Jaga Demokrasi Indonesia, Alissa Wahid Bungkam Soal Pilihan Politik

Sleman, IDN Times - Alissa Wahid menjelaskan sikap politik dirinya dan putri-putri mendiang Presiden keempat RI Abdurahman Wahid (Gus Dur) lainnya, usai adiknya Yenny Wahid resmi mendukung pasangan Ganjar Pranowo dan Mahfud MD di Pilpres 2024.
Putri sulung Gus Dur itu mengatakan, arah politiknya terkait Pilpres 2024 bersama dua adiknya yang lain yakni Anita dan Inayah Wahid akan tetap menjadi rahasia.
"Itu rahasia," kata Alissa sambil terkekeh, di UGM, Sleman, DIY, Minggu (29/10/2023).
1. Keluarga Ciganjur punya tugas masing-masing

Alissa menerangkan, sikap itu tak terlepas dari tugas yang diemban oleh masing-masing putri Gus Dur dalam melanjutkan perjuangan ayah mereka.
Sikap Yenny yang blak-blakan mendukung Ganjar-Mahfud, juga tak bisa dilepaskan dari jalur yang ditempuhnya.
"Di Ciganjur itu memang ada pembagian tugas.
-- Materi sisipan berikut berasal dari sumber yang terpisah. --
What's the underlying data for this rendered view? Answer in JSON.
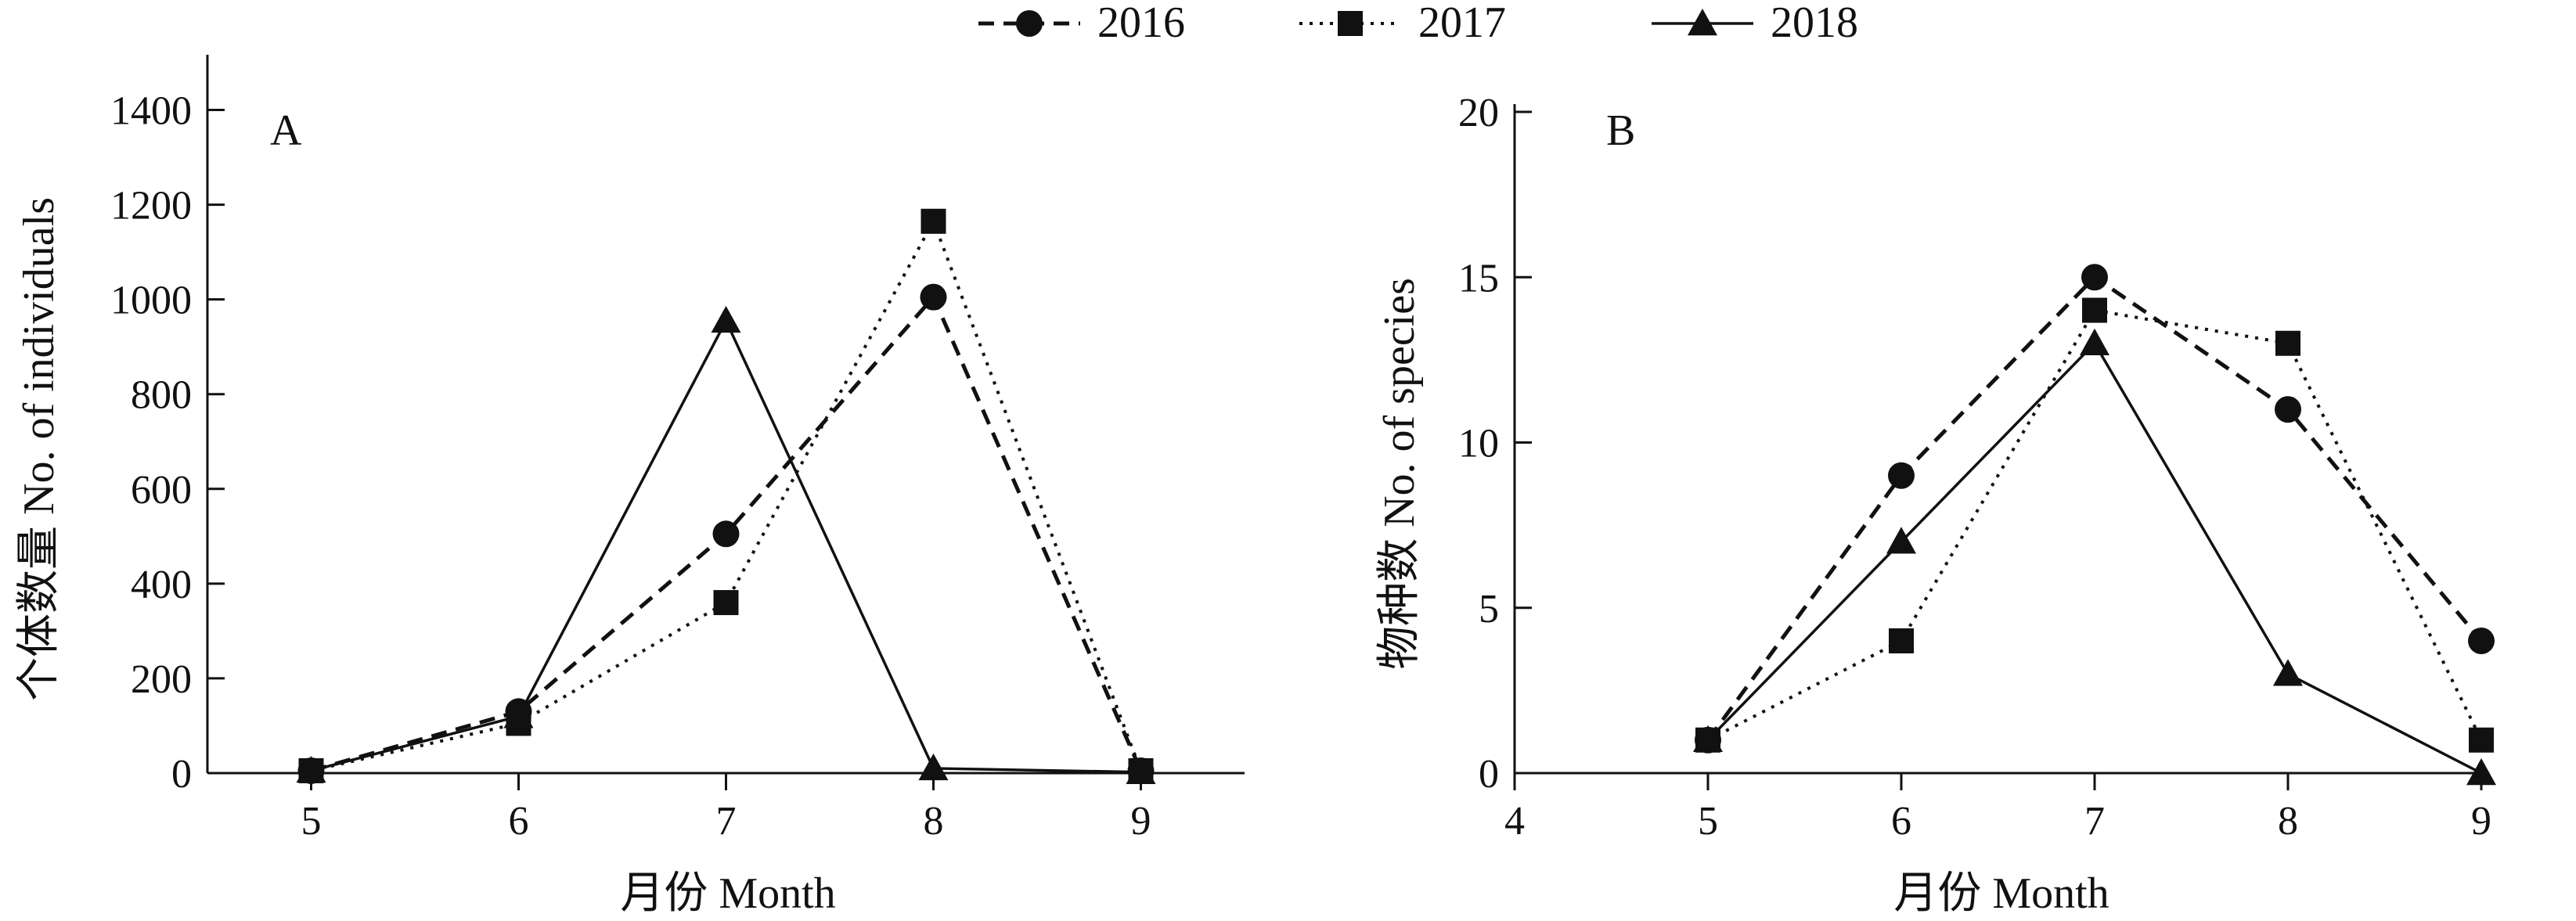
{
  "legend": {
    "placement": "top-center",
    "items": [
      {
        "label": "2016",
        "marker": "circle",
        "line": "dashed"
      },
      {
        "label": "2017",
        "marker": "square",
        "line": "dotted"
      },
      {
        "label": "2018",
        "marker": "triangle",
        "line": "solid"
      }
    ]
  },
  "chart_data": [
    {
      "type": "line",
      "panel": "A",
      "xlabel": "月份 Month",
      "ylabel": "个体数量 No. of individuals",
      "x": [
        5,
        6,
        7,
        8,
        9
      ],
      "xticks": [
        "5",
        "6",
        "7",
        "8",
        "9"
      ],
      "xlim": [
        4.5,
        9.5
      ],
      "ylim": [
        0,
        1500
      ],
      "yticks": [
        "0",
        "200",
        "400",
        "600",
        "800",
        "1000",
        "1200",
        "1400"
      ],
      "grid": false,
      "series": [
        {
          "name": "2016",
          "values": [
            5,
            130,
            505,
            1005,
            5
          ]
        },
        {
          "name": "2017",
          "values": [
            5,
            105,
            360,
            1165,
            5
          ]
        },
        {
          "name": "2018",
          "values": [
            5,
            120,
            955,
            10,
            2
          ]
        }
      ]
    },
    {
      "type": "line",
      "panel": "B",
      "xlabel": "月份 Month",
      "ylabel": "物种数 No. of species",
      "x": [
        5,
        6,
        7,
        8,
        9
      ],
      "xticks": [
        "4",
        "5",
        "6",
        "7",
        "8",
        "9"
      ],
      "xlim": [
        4,
        9
      ],
      "ylim": [
        0,
        20
      ],
      "yticks": [
        "0",
        "5",
        "10",
        "15",
        "20"
      ],
      "grid": false,
      "series": [
        {
          "name": "2016",
          "values": [
            1,
            9,
            15,
            11,
            4
          ]
        },
        {
          "name": "2017",
          "values": [
            1,
            4,
            14,
            13,
            1
          ]
        },
        {
          "name": "2018",
          "values": [
            1,
            7,
            13,
            3,
            0
          ]
        }
      ]
    }
  ]
}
Kalau urusan politik, itu Yenny. Sementara kami yang lain itu melanjutkan perjuangan Gus Dur di jalur-jalur yang nonpolitik praktis," kata Alissa.
2. Bukan cuma urusan pemilu

Alissa menekankan, perjuangan Gus Dur yang dilanjutkan putri-putrinya ini bukan cuma soal pemilu semata, namun dalam bingkai lebih besar yakni demi kepentingan Indonesia.
"Jadi bagi kami, pilihan itu betul-betul kita jaga. Kita privatkan karena kita menyadari bahwa ada sisi lain dari Gus Dur yang harus dipertahankan dan itu angka panjang, nggak terkait dengan pemilu yaitu memperjuangkan Indonesia," paparnya.
3. Jaga demokrasi Indonesia dari kemunduran

Alissa merasa yakin alasan itu mampu menjadi dasar baginya dan dua putri Gus Dur lain untuk tetap merahasiakan arah politik mereka di Pilpres 2024, dan konsetrasi pada tugas saat ini, yaitu menjaga demokrasi Indonesia.
"Itulah kenapa sebabnya kita memilih untuk posisinya itu tidak menyampaikan ke publik, apa yang menjadi pilihan kami. Lalu kemudian kami tetap fokus pada, kalau saat ini ya menjaga demokrasi indonesia dari kemunduran," ujarnya.